Easter: familiar and important

Easter: familiar and important

After a while, we get used to things. Think about the last time you moved house or bought a car. When you first had these things, it was all exciting and new. You noticed new aspects of them regularly. You found yourself thanking God for these great gifts. Yet, after a while, you got used to them. It’s not like you don’t appreciate having the house to live in or the car to drive. You have just had them for so long that you no longer get excited about them. Perhaps you even start to notice all of the problems with them instead of being thankful for their good aspects.

Easter can be like that for Christians. A few years ago, I saw a woman who had recently become a Christian come to church for her first Easter. She was so happy to be there. She sang the songs with gusto, listened intently, and found the whole experience very moving and helpful for her faith. She felt with a passion what Jesus had (recently) done for her. I realised that I don’t often feel that excited about Easter. I have been to a great many Easter services now. Sure, I enjoy them, there are so many good songs to sing, but I easily get used to them.

If you go to a Bible teaching church, you know what you will hear in the sermons at Easter services. On Good Friday, the preacher will talk about Jesus’ death. On Easter Sunday, the preacher will talk about the resurrection of Jesus. You know what you are going to get. Sure, this can be done from a range of different passages, but you know what the message will be. It might be expressed in different ways, but the message is that Jesus died and rose again in our place so we can be right with God. It is the core message of Christianity and the message proclaimed at Easter.

The temptation for people who have been Christians for a long time is to think: again? I know this stuff! I could probably preach this message! (And yes, you probably could). I would like to hear something I don’t already know!

It is at that point that we should pause that internal thought. Being a Christian is not always about learning new information. We have a great urge towards novelty, to always be learning new things. Yet, as Paul affirms in his prayer for the Ephesians, our greatest need is not always to know more information:

14 For this reason I bow my knees before the Father, 15 from whom every family in heaven and on earth is named, 16 that according to the riches of his glory he may grant you to be strengthened with power through his Spirit in your inner being, 17 so that Christ may dwell in your hearts through faith– that you, being rooted and grounded in love, 18 may have strength to comprehend with all the saints what is the breadth and length and height and depth, 19 and to know the love of Christ that surpasses knowledge, that you may be filled with all the fullness of God.
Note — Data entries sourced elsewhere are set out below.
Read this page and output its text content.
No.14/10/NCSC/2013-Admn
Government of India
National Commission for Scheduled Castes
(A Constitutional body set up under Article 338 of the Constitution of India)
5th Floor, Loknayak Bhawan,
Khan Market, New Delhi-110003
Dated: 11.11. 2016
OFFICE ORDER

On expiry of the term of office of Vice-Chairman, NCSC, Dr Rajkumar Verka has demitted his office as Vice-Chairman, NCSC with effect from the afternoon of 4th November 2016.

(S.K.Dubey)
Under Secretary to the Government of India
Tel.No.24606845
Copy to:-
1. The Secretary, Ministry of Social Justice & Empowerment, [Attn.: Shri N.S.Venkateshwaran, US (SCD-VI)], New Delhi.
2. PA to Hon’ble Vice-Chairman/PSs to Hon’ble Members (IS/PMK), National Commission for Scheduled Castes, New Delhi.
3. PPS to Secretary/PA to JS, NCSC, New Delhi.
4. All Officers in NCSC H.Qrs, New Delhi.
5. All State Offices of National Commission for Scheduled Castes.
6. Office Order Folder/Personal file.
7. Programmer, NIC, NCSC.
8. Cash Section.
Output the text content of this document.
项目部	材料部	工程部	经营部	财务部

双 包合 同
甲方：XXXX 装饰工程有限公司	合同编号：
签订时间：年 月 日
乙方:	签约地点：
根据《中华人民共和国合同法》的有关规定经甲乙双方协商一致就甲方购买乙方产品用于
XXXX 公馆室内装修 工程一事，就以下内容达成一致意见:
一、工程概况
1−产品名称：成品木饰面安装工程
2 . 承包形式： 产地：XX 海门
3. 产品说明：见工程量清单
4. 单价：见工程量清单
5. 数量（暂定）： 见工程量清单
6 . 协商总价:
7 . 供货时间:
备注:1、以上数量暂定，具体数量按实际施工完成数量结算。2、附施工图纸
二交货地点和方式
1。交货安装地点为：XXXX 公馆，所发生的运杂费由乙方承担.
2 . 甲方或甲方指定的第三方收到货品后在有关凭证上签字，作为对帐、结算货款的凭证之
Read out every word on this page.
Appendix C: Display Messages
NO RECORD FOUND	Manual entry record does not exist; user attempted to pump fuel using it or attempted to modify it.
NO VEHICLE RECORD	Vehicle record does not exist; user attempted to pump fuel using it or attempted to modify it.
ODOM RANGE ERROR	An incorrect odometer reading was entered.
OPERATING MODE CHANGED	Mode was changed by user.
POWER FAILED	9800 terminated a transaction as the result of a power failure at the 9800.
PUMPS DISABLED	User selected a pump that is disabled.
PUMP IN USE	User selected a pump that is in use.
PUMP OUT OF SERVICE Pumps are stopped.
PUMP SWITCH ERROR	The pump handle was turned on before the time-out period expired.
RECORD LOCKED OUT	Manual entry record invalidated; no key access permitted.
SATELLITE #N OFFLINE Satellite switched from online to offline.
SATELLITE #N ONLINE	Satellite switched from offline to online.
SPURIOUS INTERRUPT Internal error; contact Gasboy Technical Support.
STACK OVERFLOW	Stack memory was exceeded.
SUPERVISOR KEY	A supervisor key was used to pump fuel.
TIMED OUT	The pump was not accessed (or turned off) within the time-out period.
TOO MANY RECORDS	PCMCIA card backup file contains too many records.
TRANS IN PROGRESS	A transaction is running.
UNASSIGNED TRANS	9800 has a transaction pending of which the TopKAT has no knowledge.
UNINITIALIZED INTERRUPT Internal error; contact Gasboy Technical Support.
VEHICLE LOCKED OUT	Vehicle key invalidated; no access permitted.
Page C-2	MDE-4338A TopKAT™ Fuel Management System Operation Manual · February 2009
                                                                          (Eph. 3:14-19 ESV)

Do you think that the Ephesian Christians had no idea that Christ loved them? Of course they knew this! Yet Paul prayed that this truth might be something that they knew more deeply than they did already. They needed to reflect on it, and think about it, and pray about it, and live it out.

So yes, you will hear a familiar message at Easter if you’ve been a Christian for a while. But you and I need to hear it again. In a world that cries out that we are worth so much, we need to hear that we fall short of God’s standards. In a world that says that you can find your purpose in whatever selfish desire you choose, we need to hear that there is only one way to be saved.

Easter is familiar and important. Let’s celebrate with gusto because Jesus died for us and rose again!